No, the IRS does not know that you sold your home to a related party. There is no required tax form, disclosure, or election that applies to this type of sale.

 

Also, keep in mind that sales between related parties are valid under tax law.

 

If you suffer an audit for some reason other than this sale, the IRS may identify the sale as a related-party sale and then scrutinize it more closely than if it were between third parties. But if you do what we always recommend (that is, dot the i’s and cross the t’s), then you won’t have anything to worry about.

 

The key is to conduct the sale to the S corporation as the related-party sale it is. This means you should follow the steps you would follow if you were selling to a third party:

 

Hire an appraiser to assess the fair market value and sell it for that price.

 

Hire a title company or attorney to transfer the title to the S corporation.

 

Get an inspection on the home and decide what you need to fix.

 

Put everything in writing, so any IRS examiner would see that everything is in proper order.

 

Remember, as discussed in Sell Home to S Corporation and Then Make It Rental Property, any gain on the sale of the home to the S corporation is an ordinary gain.
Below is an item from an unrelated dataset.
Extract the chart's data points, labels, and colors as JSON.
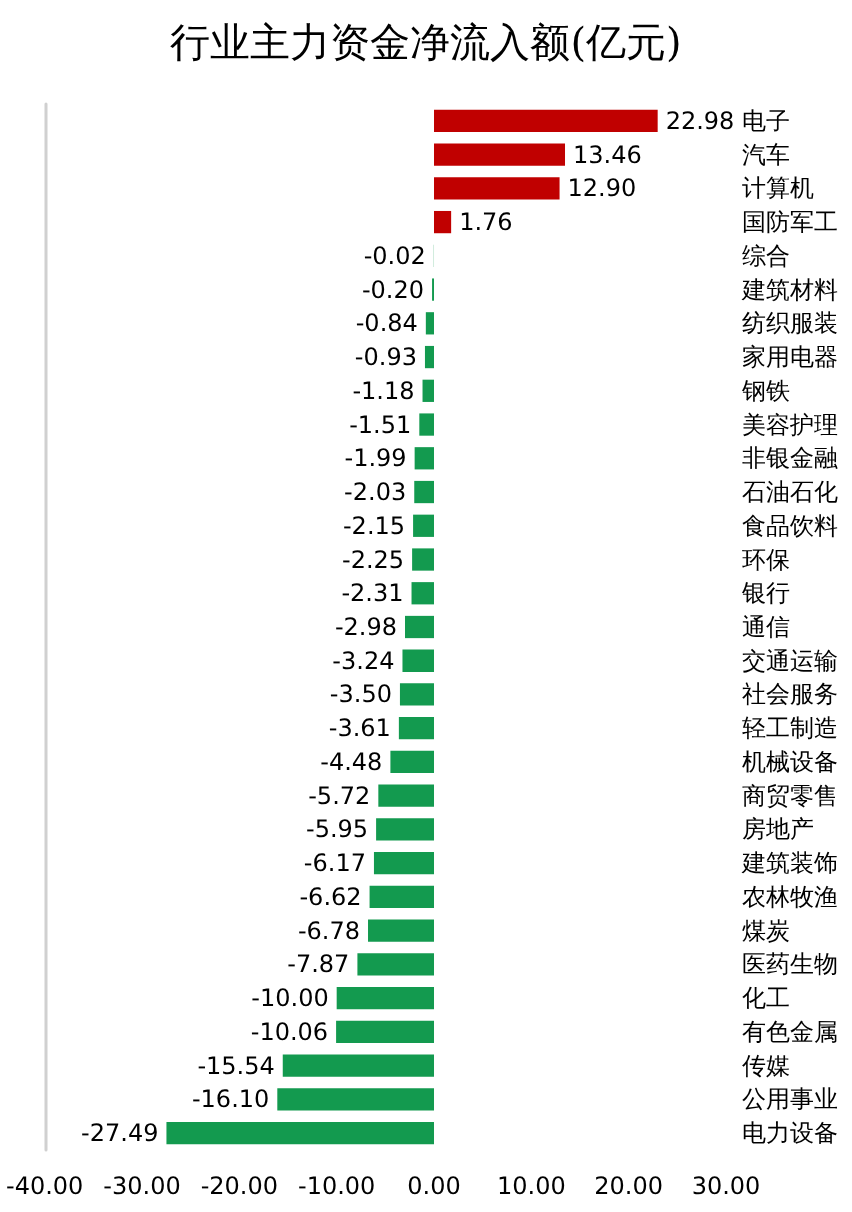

But (as is also discussed in that article) you use the home-sale exclusion to avoid ordinary gain treatment on up to $500,000 of gain ($250,000 if you’re single).

 

Takeaways

 

Make your wallet happy.

 

If you want your home to be a rental property, sell it to your S corporation and (a) reap the benefits of using the $250,000 ($500,000 if married) home-sale exclusion to avoid taxes and (b) also realize a higher depreciation basis.

 

If the sale to your S corporation will cause your property taxes to increase, factor that increase into the equation. In most cases, the benefits of both the home-sale exclusion and the increased depreciation basis will far outweigh any increase in property taxes.

 

The loss of the homestead exemption on the sale of the home to the S corporation is a non-factor. If you simply converted your home directly to a rental, your homestead exemption would also disappear.

 

Finally, you need not worry about the IRS flagging your return due to the related-party sale. You don’t report related-party sales to the IRS on your tax return. Even so, under the law, you must treat the sale to your S corporation as a related-party sale, and you should create evidence that proves you followed the rules for a sale to a related party.